そんな折り、タイトルに惹かれて 森博嗣 『小説家という職業』 集英社新書 を読んだ。

自分がプロの「小説家」としてどのようにやってきたかが書かれていて、あまりにも開けっぴろげな内容だったので驚いた。著者は一生暮らせるだけの資産を蓄えたので、ライバルたちのことをもう心配する必要もないからというのがその理由のようだ。宣伝効果を考えて読者からのメールには必ず返事を書くといった、まさにマーケティングの手法を取り入れたその卓越したビジネス戦略には驚いた。

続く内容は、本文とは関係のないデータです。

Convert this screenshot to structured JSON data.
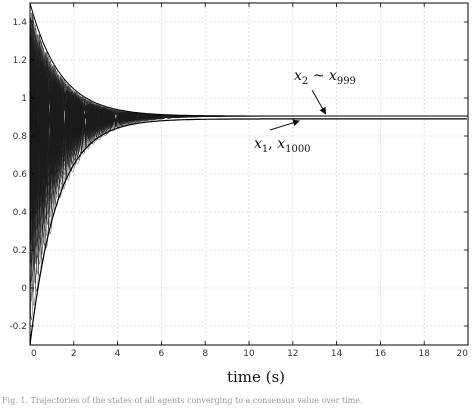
{
  "chart_data": {
    "type": "line",
    "xlabel": "time (s)",
    "ylabel": "",
    "xlim": [
      0,
      20
    ],
    "ylim": [
      -0.3,
      1.5
    ],
    "x_ticks": [
      0,
      2,
      4,
      6,
      8,
      10,
      12,
      14,
      16,
      18,
      20
    ],
    "y_ticks": [
      -0.2,
      0,
      0.2,
      0.4,
      0.6,
      0.8,
      1,
      1.2,
      1.4
    ],
    "x_tick_labels": [
      "0",
      "2",
      "4",
      "6",
      "8",
      "10",
      "12",
      "14",
      "16",
      "18",
      "20"
    ],
    "y_tick_labels": [
      "-0.2",
      "0",
      "0.2",
      "0.4",
      "0.6",
      "0.8",
      "1",
      "1.2",
      "1.4"
    ],
    "grid": true,
    "series": [
      {
        "name": "x_2 ~ x_999",
        "upper_envelope_start": 1.5,
        "steady_state": 0.905,
        "settle_time": 7
      },
      {
        "name": "x_1, x_1000",
        "lower_envelope_start": -0.3,
        "steady_state": 0.89,
        "settle_time": 7
      }
    ],
    "annotations": [
      {
        "main": "x",
        "sub": "2",
        "sep": " ~ ",
        "main2": "x",
        "sub2": "999",
        "points_to_x": 13.5,
        "points_to_y": 0.905
      },
      {
        "main": "x",
        "sub": "1",
        "sep": ", ",
        "main2": "x",
        "sub2": "1000",
        "points_to_x": 12.3,
        "points_to_y": 0.89
      }
    ]
  },
  "caption": "Fig. 1.  Trajectories of the states of all agents converging to a consensus value over time."
}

そして、複数の出版社を渡り歩くなど、「自分の自由のために『他人が自分を好きになること』を犠牲にしてきた」というその姿勢には脱帽。自分には到底真似できないなあ。

前近代的な出版業界に対する批判、迫りつつある電子書籍時代についての予想なども書かれていて興味深い内容だった。

「小説家という職業」に興味のある人にはオススメの本。

森博嗣さんの本は、『少し変わった子あります』を読んだことがあるだけだった。デビュー作の『すベてがFになる』が気になって、図書館で探したら見つかったけど、分厚くてしかも2段組の新書サイズだったので断念。